Isabelle Hayeur déclare à propos de son travail : « À l’instar du cinéaste Robert Bresson qui considérait que « Le réel brut ne donnera pas a lui seul du vrai » j’appréhende le monde en le recomposant pour en rapporter des images qui le saisiront dans toute sa complexité. La mise en relation de lieux, d’événements et de temporalités aux provenances diverses crée des rapprochements (géographiques et sémantiques.) Elle permet aussi de condenser les territoires pour rendre visible des étendues beaucoup trop vastes pour être contenues sous l’objectif. C’est une façon de faire entrer le hors champ à l’intérieur de l’image. » (Texte en entier sur son site, ici.) Le site internet d’Isabelle Hayeur présente différents aspects de son travail et notamment des galeries de photo bien fournies.
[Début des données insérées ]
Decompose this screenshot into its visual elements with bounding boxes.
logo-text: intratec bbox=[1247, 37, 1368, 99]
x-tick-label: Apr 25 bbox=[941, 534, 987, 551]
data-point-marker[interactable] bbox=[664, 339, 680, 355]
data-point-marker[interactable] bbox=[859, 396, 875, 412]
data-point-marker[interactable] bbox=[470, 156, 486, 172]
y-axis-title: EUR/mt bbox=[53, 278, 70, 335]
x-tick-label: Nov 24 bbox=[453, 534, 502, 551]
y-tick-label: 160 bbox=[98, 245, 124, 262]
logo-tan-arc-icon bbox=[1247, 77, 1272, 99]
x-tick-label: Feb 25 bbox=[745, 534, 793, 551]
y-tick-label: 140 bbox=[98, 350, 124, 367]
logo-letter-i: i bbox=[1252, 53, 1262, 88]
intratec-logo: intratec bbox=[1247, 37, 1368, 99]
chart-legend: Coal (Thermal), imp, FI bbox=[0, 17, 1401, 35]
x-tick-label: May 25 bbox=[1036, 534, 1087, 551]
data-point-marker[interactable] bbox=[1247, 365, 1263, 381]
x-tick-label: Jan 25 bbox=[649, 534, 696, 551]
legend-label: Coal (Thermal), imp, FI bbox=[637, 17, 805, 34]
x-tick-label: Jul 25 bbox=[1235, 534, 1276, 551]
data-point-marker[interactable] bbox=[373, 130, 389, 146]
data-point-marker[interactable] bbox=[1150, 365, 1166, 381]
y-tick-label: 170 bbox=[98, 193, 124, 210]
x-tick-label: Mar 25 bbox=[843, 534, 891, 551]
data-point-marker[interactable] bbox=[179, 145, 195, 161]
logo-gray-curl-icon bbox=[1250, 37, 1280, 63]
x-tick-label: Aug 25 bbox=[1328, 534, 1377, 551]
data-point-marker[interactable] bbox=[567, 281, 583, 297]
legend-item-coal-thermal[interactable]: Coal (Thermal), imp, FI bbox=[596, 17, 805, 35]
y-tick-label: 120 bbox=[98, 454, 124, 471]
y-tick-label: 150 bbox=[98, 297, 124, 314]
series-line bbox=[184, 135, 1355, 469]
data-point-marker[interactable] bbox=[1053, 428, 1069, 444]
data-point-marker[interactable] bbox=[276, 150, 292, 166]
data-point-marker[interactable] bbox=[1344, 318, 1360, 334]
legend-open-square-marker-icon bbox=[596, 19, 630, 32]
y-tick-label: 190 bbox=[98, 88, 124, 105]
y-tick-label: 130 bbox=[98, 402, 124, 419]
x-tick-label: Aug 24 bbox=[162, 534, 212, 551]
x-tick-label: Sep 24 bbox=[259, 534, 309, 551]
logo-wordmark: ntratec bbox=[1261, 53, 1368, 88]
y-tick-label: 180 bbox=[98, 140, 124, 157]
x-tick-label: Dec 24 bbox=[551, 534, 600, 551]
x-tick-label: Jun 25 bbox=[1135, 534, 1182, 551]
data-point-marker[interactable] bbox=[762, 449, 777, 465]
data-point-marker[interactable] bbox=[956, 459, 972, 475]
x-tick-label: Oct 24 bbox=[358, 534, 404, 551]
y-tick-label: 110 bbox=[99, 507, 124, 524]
Chaque série d’images y est accompagnée d’un commentaire de l’auteure qui nous éclaire sur le sens de ses recherches.
Ce travail n’est pas sans me rappeler celui de Nicolas Faure, photographe suisse dont j’ai aimé une exposition au musée de l’Élysée en 2006. Le thème en était les « jardins » qui se développent sur les bas côtés des autoroutes. Mais le travail de Faure est différent : il se veut surtout documentaire. Ses images sont réalisées au moyen d’une chambre grand format (donc en argentique). Malheureusement, je n’ai pas pu trouver la moindre petite image de cet auteur sur internet !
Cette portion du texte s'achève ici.